A Ukrainian computer game that brings to life a town abandoned after the Chernobyl nuclear disaster may not sound like everyone's idea of fun but has attracted 60,000 people globally since its launch in October.
Players of "Isotopium: Chernobyl" drive tanks around the ghost town of Prypyat near Chernobyl, knocking out competitors as they search for an energy source called isotopium and collecting points every time they find some, Reuters said.
While the game takes its theme from the nuclear disaster at Chernobyl in northern Ukraine, which marked its 33rd anniversary on Friday, it was also inspired by the 2009 science fiction film "Avatar."
Newcomers to the game think they have entered a virtual world when in fact they are controlling a real robot, equipped with a camera and computer, which makes its way around a model of the town rendered down to the tiniest detail.
"When playing our game, for the first 5-10 minutes many players don't understand that it is not fictional," said the game's co-founder Sergey Beskrestnov. "They message us saying: 'You have cool texture, you have good graphics, your designer is good, well done.

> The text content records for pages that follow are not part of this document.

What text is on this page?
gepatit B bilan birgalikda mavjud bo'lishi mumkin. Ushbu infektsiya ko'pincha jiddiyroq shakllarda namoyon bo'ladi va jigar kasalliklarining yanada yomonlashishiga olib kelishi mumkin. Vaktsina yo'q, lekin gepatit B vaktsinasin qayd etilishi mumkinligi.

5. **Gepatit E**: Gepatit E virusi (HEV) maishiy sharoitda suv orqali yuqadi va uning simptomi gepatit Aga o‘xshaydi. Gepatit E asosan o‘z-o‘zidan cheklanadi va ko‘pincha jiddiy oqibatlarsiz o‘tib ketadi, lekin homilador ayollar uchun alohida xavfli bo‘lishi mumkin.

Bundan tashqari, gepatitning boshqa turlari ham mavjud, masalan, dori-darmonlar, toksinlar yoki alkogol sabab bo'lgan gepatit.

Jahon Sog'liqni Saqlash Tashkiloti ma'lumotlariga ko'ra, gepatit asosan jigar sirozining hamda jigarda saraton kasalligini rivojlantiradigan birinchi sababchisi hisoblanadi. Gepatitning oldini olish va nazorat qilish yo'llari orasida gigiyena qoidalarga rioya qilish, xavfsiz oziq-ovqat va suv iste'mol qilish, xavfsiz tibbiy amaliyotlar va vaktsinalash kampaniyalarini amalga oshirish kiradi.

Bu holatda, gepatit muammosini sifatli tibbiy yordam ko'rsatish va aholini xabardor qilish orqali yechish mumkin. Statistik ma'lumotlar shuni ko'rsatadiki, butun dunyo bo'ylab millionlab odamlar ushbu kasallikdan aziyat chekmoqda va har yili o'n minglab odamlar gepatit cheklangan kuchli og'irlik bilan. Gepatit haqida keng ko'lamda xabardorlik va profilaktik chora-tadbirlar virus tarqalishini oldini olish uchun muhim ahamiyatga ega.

You have a cool operating system.'
"People then reply: 'It is not an operating system, it is real,' and the player can't believe it is real," said Beskrestnov, speaking mid-game from Prypyat city square as he towers over surrounding five-storey buildings.
Kyiv-born Beskrestnov was just 12 years old when on April 26, 1986 a botched test at the nuclear plant in the then Soviet Union sent clouds of smoldering nuclear material across large swathes of Europe, forced over 50,000 people, including Beskrestnov's family, to evacuate and poisoned unknown numbers of workers involved in its clean-up.
Beskrestnov and his partner Alexey Fateyev used Google maps and hundreds of pictures from the Chernobyl area to recreate Prypyat landmarks, including residential buildings, a hotel, concert hall, amusement park and a stadium.